Screening/Baselie Phase

• Detailed medical history with special emphasis on demographic data, transfusion and chelation therapy, disease modifying therapy
• Thorough clinical examination

• Laboratory investigations to be done will include:

  • Liver function test
  • Marker of hemolysis
  • Serum ferritin .
  • Complete blood count(CBC)
  • Hemoglobin electrophoresis
  • Determination of serum levels of EMAP II
  • Lipid Peroxidation (Malondialdehyde Concentration.), Superoxide Dismutase activity, Catalase activity, Glutathione Peroxidase activity, Glutathione Reductase activity, Vitamin E concentration, GSH

The patients under investigations will receive vitamin E supplementation for three months

Patients will be followed up for clinical assessment lying stress on frequency and severity of sickling crisis, length of hospital admission, and frequency and severity of painful crisis

The biochemical investigations, EMAPII and oxidative stress biomarkers will be measured also after the three months vitamin E oral administration.

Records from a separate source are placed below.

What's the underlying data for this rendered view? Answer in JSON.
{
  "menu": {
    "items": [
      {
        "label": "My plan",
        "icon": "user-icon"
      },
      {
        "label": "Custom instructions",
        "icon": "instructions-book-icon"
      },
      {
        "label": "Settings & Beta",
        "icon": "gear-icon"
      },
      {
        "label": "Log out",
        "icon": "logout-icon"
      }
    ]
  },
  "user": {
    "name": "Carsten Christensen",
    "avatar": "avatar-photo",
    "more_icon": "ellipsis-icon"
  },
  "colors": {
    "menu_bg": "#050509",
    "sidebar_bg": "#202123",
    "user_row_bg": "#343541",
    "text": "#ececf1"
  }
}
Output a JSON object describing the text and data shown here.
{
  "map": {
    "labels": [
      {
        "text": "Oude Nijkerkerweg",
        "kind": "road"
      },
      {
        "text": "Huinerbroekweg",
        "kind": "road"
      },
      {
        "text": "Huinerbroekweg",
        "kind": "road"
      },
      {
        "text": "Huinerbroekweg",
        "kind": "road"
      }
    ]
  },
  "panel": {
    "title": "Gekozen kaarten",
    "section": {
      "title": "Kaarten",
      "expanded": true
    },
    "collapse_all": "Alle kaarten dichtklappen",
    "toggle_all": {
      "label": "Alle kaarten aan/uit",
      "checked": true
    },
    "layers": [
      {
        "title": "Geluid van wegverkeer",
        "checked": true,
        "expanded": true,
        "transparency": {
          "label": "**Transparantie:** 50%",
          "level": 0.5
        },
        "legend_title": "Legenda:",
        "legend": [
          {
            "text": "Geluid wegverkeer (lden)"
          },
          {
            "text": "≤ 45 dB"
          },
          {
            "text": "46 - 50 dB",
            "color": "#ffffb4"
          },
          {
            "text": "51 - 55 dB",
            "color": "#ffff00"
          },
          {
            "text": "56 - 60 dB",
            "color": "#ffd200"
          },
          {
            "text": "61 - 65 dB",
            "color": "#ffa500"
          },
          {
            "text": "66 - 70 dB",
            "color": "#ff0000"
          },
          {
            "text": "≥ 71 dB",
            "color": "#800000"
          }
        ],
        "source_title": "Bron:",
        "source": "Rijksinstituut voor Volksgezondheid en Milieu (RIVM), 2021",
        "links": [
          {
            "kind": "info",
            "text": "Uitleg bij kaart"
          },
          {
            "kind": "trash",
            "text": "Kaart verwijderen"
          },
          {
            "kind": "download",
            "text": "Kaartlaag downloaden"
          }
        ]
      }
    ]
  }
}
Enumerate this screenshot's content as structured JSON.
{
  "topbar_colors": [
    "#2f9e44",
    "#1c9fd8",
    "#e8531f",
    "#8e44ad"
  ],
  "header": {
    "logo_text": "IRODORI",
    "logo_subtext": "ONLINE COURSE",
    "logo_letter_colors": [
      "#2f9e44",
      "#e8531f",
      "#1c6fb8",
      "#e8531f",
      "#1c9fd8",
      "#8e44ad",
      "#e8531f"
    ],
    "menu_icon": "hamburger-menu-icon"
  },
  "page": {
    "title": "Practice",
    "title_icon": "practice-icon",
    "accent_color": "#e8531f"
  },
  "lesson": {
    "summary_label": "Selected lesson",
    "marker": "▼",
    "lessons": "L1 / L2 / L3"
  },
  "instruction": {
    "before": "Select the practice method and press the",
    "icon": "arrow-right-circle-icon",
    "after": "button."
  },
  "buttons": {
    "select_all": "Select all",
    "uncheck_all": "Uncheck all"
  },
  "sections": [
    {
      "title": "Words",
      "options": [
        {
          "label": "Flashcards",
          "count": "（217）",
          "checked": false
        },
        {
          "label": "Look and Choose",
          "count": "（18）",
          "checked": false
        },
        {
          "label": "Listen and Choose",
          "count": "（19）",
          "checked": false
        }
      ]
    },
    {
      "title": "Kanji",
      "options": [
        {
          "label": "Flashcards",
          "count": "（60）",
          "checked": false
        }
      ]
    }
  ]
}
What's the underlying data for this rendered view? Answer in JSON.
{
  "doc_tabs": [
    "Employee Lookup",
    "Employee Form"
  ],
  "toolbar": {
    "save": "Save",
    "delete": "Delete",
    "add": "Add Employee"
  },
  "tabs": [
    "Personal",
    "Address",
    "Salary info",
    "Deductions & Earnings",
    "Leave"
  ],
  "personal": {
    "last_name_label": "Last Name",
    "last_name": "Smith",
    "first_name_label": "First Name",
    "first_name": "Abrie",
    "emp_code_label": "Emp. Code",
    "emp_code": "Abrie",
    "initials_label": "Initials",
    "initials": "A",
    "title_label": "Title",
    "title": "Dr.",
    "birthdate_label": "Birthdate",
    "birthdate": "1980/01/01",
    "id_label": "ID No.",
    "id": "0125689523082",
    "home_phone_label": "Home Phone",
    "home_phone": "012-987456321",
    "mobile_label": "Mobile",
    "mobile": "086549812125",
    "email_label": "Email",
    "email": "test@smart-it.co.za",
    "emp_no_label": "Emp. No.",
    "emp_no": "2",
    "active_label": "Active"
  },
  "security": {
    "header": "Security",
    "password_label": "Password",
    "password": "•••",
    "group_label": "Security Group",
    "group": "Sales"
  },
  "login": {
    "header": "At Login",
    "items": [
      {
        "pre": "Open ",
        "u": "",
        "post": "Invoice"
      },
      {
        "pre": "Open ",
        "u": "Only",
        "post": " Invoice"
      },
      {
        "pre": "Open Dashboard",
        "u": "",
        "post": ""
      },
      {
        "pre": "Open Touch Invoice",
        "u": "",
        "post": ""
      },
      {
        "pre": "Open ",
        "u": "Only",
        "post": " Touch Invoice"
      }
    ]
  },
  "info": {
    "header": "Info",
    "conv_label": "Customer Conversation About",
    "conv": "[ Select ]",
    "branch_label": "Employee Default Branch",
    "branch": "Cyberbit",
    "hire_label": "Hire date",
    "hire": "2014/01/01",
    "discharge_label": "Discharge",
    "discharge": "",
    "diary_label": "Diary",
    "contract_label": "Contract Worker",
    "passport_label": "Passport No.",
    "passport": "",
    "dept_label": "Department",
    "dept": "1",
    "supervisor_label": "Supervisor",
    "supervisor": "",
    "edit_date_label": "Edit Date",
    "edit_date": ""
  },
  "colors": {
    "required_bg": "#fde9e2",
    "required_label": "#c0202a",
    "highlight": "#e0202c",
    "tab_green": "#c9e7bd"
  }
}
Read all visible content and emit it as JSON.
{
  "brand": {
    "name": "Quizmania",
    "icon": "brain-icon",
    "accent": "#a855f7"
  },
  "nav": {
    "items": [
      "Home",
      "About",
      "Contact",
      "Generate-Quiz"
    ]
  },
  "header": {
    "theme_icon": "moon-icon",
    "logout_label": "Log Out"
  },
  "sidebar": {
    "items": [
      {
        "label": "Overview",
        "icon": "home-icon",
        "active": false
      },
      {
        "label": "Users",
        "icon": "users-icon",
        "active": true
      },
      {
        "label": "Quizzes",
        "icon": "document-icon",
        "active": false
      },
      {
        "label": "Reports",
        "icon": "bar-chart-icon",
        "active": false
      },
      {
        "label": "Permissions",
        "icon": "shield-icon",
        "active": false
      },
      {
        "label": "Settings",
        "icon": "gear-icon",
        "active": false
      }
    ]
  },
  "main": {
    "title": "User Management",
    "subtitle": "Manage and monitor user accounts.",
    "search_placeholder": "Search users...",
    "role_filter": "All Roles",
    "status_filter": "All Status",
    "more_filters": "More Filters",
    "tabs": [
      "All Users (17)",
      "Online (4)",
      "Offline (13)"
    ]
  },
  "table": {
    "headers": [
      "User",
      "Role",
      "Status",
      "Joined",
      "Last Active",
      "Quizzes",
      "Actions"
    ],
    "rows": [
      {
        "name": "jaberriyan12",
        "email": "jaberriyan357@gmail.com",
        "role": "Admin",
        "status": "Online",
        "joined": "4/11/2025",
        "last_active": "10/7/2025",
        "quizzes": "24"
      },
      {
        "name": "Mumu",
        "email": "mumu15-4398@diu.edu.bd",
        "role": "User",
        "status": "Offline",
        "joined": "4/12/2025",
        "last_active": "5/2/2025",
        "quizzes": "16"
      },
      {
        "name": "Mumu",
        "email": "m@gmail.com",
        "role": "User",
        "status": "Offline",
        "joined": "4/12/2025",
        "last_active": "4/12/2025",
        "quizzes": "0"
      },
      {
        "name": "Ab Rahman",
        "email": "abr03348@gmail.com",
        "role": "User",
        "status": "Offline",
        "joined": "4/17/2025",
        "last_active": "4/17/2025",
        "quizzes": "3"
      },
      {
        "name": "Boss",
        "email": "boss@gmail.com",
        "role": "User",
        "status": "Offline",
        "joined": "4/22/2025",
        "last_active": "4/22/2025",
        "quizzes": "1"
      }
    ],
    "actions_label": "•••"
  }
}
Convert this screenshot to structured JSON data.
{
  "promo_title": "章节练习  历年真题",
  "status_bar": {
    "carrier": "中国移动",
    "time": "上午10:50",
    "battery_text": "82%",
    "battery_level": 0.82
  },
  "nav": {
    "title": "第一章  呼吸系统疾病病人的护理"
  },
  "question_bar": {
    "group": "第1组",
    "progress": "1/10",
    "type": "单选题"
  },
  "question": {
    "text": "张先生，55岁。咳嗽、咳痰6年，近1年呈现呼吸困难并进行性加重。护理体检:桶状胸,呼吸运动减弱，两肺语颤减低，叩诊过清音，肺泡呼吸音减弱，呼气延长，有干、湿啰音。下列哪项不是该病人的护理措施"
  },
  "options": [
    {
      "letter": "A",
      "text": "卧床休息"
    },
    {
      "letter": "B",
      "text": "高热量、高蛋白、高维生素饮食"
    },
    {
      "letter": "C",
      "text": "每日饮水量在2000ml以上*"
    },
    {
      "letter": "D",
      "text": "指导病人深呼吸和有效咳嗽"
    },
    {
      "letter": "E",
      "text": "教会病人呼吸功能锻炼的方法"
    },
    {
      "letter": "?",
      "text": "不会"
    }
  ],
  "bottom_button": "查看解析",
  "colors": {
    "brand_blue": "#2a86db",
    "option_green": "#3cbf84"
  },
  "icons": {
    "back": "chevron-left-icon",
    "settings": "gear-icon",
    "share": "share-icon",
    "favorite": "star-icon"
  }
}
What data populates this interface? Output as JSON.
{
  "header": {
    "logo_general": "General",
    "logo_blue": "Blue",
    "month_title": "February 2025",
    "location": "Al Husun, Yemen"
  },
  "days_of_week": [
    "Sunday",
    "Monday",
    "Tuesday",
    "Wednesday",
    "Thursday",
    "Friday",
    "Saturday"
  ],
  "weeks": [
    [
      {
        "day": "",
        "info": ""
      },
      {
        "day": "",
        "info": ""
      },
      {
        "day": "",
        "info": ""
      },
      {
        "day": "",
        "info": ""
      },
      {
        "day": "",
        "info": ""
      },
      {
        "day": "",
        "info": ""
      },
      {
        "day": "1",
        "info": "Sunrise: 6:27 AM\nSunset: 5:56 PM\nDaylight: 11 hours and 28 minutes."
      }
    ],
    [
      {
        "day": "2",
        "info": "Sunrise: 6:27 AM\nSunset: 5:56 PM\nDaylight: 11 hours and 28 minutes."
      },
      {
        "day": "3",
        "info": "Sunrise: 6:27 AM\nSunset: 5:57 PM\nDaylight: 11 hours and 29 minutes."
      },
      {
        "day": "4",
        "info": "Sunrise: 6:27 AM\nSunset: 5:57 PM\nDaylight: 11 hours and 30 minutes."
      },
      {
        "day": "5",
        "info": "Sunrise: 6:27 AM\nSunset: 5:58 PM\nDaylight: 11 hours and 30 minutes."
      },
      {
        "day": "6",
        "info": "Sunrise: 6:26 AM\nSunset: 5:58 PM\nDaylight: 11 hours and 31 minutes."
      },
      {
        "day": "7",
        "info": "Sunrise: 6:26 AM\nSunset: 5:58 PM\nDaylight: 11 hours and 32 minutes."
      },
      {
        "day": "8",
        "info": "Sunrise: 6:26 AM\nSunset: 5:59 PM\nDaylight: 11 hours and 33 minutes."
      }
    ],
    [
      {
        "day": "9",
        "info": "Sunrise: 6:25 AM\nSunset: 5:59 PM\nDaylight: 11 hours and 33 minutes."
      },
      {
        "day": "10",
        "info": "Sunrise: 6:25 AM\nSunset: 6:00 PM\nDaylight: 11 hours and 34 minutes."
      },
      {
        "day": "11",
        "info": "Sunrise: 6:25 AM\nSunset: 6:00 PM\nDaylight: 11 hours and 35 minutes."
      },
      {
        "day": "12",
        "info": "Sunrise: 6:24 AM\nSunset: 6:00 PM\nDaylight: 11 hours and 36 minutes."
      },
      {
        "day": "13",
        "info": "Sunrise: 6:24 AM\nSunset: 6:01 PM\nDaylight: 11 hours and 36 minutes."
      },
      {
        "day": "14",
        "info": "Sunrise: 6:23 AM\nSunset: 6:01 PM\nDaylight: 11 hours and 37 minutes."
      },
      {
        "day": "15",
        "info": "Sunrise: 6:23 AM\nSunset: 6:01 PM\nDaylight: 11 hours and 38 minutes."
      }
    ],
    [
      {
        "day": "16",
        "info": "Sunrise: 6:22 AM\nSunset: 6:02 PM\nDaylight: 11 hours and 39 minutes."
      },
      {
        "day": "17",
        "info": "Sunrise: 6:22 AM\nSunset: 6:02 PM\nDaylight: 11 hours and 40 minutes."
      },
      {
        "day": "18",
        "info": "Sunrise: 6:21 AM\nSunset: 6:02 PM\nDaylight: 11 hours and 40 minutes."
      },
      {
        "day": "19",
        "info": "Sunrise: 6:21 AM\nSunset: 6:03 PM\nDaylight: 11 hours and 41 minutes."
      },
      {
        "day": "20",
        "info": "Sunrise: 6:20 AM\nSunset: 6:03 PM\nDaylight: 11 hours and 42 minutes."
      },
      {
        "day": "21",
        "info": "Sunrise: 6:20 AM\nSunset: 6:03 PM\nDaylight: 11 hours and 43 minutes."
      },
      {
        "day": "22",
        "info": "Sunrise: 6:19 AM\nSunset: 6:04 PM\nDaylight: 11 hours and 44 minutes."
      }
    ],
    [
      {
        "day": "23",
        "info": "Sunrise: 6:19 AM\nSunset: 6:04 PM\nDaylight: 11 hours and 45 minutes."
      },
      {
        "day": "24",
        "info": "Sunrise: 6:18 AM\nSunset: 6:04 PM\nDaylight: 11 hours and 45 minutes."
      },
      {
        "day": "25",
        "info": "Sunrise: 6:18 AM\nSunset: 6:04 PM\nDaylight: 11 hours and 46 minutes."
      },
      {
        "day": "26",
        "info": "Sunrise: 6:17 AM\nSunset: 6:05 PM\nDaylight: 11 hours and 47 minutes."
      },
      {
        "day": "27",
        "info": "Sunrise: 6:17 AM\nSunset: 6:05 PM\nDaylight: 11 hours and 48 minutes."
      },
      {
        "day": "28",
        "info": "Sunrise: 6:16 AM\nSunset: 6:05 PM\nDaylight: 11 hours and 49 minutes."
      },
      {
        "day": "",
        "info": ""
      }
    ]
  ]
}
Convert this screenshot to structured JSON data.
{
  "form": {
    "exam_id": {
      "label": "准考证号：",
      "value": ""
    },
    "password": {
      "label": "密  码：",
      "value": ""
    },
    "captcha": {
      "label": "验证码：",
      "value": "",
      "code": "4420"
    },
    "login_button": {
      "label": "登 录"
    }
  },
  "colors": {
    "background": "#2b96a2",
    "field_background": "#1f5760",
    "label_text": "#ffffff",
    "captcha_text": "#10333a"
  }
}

Statistical analysis Result will be expressed as the mean (+/-) standard deviation (SD). For all tests significance was set at P<0.05. All statistical analysis will be performed using software package SPSS version 17.0 (SPSS Inc,Chicago, IL, USA). Differences over time will be tested with analysis covariance (ANOVA) repeated measures. Repeated measures analysis will be used to test treatment and time effects in addition to group -by- time interaction for clinical laboratory parameters. In cases where interactions will be identified, post hoc comparisons will be adjusted using Bonferroni correlations.

• Study Type: Interventional
• Study Phase: Phase 4
• Study Design: Allocation: N/A; Intervention Model: Single Group Assignment; Masking: None (Open Label); Primary Purpose: Supportive Care
• Condition: Sickle Cell Disease

Intervention

Drug: Vitamin E

vitamin E supplementation for three months (400-600 mg/day) (400 mg/day in those weighed less than 20 kg and 600 mg/day in those weighed at least 20 kg)

Other Name: Antioxidant

Study Arms

vitamin E supplementation

vitamin E supplementation for three months (400-600 mg/day) (400 mg/day in those weighed less than 20 kg and 600 mg/day in those weighed at least 20 kg)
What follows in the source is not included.